The Xerces Society: There are simple and inexpensive things you can do to increase the number of native bees living on your land. Any work you do on behalf of pollinators will support other beneficial insects and wildlife. On the Xerces Society website you will find information on providing additional sources of food and shelter for native bees, additional practices you can adopt to enhance native bee habitat, and how to obtain financial support from government programs to do this work.

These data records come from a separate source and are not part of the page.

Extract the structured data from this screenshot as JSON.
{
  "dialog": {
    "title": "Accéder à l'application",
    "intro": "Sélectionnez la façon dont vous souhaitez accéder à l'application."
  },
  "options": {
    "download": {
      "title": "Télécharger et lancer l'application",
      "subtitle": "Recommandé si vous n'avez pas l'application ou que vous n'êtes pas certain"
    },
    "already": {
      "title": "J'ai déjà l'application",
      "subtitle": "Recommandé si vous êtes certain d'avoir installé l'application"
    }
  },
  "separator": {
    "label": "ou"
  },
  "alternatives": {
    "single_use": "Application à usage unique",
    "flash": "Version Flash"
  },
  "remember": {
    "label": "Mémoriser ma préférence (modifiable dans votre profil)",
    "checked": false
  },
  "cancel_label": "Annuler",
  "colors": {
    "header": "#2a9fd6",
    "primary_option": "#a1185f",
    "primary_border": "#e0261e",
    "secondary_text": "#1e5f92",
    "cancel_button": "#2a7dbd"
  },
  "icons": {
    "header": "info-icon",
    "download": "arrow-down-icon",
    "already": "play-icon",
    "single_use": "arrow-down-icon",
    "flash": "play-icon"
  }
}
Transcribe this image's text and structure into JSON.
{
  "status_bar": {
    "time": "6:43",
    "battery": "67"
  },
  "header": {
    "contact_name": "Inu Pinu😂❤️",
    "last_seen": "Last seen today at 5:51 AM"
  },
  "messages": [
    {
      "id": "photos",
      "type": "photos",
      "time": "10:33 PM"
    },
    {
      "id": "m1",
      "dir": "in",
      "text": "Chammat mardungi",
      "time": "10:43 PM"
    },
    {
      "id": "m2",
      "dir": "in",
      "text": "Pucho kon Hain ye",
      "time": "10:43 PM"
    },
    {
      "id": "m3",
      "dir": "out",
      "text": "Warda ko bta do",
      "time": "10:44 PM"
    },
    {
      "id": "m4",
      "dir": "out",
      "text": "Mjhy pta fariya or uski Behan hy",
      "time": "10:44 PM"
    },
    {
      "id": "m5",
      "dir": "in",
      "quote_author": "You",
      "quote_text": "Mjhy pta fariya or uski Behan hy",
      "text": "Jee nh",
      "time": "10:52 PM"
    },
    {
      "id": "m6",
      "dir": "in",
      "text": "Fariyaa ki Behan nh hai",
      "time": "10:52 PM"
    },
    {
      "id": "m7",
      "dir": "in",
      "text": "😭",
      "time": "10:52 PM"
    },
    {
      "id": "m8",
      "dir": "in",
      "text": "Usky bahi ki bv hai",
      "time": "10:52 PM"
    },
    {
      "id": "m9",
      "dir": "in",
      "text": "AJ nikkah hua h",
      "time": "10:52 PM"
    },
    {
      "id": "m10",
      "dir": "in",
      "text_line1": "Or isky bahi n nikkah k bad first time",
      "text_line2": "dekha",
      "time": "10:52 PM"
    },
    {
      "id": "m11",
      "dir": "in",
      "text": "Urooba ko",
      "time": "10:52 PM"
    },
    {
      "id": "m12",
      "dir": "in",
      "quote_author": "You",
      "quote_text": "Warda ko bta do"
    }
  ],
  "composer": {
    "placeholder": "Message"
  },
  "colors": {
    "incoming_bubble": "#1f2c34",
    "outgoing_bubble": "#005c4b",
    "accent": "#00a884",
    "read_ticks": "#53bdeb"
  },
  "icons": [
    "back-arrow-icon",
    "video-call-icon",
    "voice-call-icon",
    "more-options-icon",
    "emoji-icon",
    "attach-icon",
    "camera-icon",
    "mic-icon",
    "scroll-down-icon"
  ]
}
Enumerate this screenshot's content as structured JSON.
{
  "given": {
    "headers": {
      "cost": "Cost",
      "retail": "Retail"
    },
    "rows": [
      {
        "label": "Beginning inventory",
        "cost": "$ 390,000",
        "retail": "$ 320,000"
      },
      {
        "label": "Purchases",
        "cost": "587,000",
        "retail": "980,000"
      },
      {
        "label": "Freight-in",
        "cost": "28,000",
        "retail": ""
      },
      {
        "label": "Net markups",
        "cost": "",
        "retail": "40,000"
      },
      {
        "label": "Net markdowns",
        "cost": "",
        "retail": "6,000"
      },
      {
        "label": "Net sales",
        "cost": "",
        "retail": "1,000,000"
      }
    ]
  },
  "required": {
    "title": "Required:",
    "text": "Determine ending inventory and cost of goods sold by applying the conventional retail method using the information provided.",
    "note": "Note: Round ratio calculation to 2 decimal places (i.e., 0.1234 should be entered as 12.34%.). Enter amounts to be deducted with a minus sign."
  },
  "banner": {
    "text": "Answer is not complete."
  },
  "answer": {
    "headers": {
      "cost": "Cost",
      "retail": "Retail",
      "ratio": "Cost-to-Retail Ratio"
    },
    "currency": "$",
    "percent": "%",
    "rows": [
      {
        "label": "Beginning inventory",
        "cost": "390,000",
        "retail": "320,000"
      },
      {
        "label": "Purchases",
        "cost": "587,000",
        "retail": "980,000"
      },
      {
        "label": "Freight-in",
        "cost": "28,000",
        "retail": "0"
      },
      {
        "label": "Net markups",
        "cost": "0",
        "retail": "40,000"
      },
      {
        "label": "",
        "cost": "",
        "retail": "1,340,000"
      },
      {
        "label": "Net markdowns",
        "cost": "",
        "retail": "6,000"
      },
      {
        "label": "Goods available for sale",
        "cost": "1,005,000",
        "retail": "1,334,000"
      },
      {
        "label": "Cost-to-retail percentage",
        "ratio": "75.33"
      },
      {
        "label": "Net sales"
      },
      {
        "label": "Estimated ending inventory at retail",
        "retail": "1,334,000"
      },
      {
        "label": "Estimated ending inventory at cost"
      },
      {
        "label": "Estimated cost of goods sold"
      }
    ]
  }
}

Farming for Bees: Guidelines for Providing Native Bee Habitat on Farms
By Mace Vaughan, Matthew Shepherd, Claire Kremen and Scott Hoffman Black (2007) This booklet outlines ways to protect and enhance habitat for native crop pollinators in the farm landscape. It includes advice on simple changes that can be made in farm management for the benefit of native bees, as well as information on how to enhance or provide important habitat features, such as nest sites and forage. Also included are case studies and links to plant lists across the country.
Attracting Native Pollinators: Protecting North America’s Bees and Butterflies, The Xerces Society's most recent book (2011), is available to purchase from the Xerces Society. Attracting Native Pollinators is coauthored by four Xerces Society staff members Eric Mader, Matthew Shepherd, Mace Vaughan, and Scott Black in collaboration with Gretchen LeBuhn, a San Francisco State University botanist and director of the Great Sunflower Project.
Help today's bees survive. Prevent the bees from becoming a subject of only paleontological study. Thank you!
Thank you to Ethnobeeology for providing this information.